AN ATTIC RED-FIGURED VOLUTE-KRATER FRAGMENT
PROPERTY FROM A MANHATTAN PRIVATE COLLECTION
AN ATTIC RED-FIGURED VOLUTE-KRATER FRAGMENT

ATTRIBUTED TO EPIKTETOS, CIRCA 510 B.C.

Details
AN ATTIC RED-FIGURED VOLUTE-KRATER FRAGMENT
ATTRIBUTED TO EPIKTETOS, CIRCA 510 B.C.
14 5/8 in. (37.1 cm.) wide
Provenance
with N. Koutoulakis (1910-1996), Geneva.
Acquired by the current owner from the above, 1988.
Literature
D. von Bothmer, "Reviewed Work(s): Die Entstehung und Entwicklung des Volutenkraters von den frühesten Anfängen bis zur Ausprägung des kanonischen Stils in der attisch schwarzfigurigen Vasenmalerei by Konrad Hitzl" in Gnomon 57 Bd., H. 1, 1985, p. 67.
J. Gaunt, The Attic Volute-Krater (Ph.D. diss. New York University), 2002, p. 512, no. IV.6.

Lot Essay

This impressive volute-krater fragment is an unusually large vase for Epiktetos.

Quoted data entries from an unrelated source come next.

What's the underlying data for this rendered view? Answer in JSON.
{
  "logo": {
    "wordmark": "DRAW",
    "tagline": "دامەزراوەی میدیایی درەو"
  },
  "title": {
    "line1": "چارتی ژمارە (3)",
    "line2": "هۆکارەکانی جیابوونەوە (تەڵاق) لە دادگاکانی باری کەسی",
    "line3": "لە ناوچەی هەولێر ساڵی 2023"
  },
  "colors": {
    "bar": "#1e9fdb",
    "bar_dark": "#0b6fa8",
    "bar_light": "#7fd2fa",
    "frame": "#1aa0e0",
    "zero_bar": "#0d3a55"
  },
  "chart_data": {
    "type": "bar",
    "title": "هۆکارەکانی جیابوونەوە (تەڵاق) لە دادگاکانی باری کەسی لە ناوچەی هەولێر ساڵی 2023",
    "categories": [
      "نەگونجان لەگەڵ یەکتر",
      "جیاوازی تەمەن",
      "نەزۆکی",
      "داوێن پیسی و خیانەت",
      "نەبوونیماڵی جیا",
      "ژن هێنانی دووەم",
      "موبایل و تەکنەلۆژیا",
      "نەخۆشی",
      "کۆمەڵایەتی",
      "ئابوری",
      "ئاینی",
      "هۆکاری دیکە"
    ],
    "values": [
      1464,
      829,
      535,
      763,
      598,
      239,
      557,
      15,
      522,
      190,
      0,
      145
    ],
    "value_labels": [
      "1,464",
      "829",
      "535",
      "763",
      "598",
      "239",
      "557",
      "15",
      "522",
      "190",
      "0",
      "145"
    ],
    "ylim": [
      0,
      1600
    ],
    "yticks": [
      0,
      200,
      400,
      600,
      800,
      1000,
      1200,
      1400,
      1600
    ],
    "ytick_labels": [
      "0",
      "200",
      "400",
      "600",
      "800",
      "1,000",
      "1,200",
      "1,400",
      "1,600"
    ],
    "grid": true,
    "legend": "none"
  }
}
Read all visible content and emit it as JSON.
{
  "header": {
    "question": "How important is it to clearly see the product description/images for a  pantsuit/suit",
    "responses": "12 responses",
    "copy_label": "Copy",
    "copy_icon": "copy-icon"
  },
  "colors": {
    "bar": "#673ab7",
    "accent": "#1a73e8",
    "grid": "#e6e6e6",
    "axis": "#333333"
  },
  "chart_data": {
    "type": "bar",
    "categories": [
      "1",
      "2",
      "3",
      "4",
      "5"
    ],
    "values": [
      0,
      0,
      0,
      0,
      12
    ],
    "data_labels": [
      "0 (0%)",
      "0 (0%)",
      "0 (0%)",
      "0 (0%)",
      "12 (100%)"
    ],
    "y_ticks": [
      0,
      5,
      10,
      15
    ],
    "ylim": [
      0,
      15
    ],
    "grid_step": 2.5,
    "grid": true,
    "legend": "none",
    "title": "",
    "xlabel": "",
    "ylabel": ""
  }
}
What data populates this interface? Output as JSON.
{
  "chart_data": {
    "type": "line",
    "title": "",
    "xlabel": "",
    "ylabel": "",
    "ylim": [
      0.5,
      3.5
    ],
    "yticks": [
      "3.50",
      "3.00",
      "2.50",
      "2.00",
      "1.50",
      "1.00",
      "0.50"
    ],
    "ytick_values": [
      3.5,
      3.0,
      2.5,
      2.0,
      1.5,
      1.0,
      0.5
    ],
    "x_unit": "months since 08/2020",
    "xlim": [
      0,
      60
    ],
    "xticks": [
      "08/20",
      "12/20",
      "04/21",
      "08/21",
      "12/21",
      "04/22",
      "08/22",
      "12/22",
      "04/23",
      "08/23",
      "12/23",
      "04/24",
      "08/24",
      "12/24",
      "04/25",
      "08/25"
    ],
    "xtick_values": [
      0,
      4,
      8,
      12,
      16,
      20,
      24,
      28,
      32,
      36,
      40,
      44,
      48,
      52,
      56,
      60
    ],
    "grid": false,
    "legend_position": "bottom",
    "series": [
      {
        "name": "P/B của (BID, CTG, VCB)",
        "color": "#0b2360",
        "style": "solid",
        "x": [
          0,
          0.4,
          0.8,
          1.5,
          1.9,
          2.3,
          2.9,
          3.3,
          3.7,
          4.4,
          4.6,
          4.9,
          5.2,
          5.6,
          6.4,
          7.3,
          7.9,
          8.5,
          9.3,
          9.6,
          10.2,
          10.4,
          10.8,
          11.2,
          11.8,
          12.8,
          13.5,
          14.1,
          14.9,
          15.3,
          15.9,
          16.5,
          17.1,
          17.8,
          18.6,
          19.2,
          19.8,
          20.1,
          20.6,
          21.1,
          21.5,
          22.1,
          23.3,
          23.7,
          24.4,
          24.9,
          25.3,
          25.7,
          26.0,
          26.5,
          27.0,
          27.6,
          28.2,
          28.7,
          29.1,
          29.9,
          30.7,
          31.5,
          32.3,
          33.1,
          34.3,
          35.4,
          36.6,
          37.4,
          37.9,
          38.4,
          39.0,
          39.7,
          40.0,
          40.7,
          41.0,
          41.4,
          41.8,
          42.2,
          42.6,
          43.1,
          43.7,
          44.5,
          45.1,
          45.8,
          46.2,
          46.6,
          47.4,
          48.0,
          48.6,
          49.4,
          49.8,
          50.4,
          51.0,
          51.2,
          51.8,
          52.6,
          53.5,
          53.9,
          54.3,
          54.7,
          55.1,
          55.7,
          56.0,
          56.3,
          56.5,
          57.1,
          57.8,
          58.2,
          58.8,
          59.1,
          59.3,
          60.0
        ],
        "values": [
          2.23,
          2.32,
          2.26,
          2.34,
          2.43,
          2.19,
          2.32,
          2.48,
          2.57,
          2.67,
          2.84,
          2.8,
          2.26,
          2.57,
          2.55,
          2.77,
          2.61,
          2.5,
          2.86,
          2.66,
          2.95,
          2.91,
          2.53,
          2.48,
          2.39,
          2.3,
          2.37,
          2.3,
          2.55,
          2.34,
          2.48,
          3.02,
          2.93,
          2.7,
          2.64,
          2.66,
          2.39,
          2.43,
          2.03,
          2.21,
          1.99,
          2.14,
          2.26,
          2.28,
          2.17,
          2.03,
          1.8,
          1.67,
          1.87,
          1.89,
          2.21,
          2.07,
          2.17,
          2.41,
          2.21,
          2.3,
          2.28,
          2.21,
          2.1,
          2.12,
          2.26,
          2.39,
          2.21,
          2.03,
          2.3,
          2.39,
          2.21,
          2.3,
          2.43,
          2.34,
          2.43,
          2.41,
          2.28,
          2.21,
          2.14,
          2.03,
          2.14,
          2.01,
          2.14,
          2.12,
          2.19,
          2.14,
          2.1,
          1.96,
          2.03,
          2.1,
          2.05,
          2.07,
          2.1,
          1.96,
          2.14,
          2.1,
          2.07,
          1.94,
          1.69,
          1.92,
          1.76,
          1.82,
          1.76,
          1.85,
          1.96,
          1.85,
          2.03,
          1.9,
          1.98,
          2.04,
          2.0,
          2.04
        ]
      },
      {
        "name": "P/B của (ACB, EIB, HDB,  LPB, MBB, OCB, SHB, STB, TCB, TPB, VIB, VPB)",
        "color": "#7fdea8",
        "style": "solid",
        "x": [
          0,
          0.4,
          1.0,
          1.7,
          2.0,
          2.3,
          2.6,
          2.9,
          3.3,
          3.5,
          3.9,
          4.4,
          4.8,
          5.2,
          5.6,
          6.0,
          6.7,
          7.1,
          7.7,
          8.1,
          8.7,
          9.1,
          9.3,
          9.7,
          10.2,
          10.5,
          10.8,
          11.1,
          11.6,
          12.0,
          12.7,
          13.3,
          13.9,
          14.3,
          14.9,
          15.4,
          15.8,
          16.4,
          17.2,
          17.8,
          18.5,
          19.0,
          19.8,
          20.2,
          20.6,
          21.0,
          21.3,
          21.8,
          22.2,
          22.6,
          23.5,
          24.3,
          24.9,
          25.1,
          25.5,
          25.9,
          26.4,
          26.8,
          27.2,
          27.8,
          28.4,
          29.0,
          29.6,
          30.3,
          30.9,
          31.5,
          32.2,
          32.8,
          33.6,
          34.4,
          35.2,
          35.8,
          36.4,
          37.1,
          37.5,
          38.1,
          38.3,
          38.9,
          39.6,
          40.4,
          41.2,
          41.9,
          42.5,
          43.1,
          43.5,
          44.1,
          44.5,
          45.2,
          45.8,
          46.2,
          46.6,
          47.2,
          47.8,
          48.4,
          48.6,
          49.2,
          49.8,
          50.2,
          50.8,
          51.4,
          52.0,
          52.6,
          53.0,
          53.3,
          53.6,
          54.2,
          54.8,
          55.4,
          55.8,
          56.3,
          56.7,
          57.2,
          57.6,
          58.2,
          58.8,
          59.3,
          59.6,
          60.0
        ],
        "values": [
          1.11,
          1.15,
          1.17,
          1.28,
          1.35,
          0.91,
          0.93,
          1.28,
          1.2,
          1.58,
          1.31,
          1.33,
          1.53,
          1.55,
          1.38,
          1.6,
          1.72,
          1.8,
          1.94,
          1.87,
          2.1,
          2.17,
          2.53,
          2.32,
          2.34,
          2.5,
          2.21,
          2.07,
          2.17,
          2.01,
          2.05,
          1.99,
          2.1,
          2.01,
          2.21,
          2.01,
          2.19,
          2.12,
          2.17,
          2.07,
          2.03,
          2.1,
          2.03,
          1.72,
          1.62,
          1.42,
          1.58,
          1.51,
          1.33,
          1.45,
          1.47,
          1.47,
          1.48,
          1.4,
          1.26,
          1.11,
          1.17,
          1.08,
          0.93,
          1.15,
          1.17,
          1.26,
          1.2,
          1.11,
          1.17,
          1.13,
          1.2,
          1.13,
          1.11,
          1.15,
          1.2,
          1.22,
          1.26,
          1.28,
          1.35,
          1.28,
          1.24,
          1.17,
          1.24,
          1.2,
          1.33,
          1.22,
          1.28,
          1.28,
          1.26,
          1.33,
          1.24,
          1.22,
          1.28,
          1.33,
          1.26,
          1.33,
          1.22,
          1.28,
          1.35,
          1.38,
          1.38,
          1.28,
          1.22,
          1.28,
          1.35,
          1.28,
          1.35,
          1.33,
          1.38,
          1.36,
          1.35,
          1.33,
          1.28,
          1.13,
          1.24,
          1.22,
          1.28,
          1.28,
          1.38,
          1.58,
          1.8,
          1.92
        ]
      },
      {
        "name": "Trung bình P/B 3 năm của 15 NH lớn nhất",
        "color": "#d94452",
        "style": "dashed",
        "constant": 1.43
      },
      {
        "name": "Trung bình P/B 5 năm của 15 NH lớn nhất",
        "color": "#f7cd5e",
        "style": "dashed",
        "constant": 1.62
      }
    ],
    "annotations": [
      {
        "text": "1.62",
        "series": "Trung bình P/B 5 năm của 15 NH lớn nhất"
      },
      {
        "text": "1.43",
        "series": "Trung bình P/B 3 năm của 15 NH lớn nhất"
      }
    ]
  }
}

Other than one calyx-krater painted early in his career, he was primarily a specialist in smaller vases, principally cups of various form and plates (see pp. 57-58 in J. Boardman, Athenian Red Figure Vases, The Archaic Period). Depicted on the neck of this fragment is a Dionysiac thiasos, framed below by elegant adorsed palmettes and above by a band of key on the vessel rim. The god is at the center, walking right but looking back, with a rhyton and grape vines in his hands, while a satyr and a maenad approach from either side, followed by satyrs and donkeys. For a similar thiasos on a skyphos by Epiktetos now in The British Museum, see pl. L in D. Paléothodoros, Épictétos. Inscriptions in the field include HIPPARCHOS KALOS.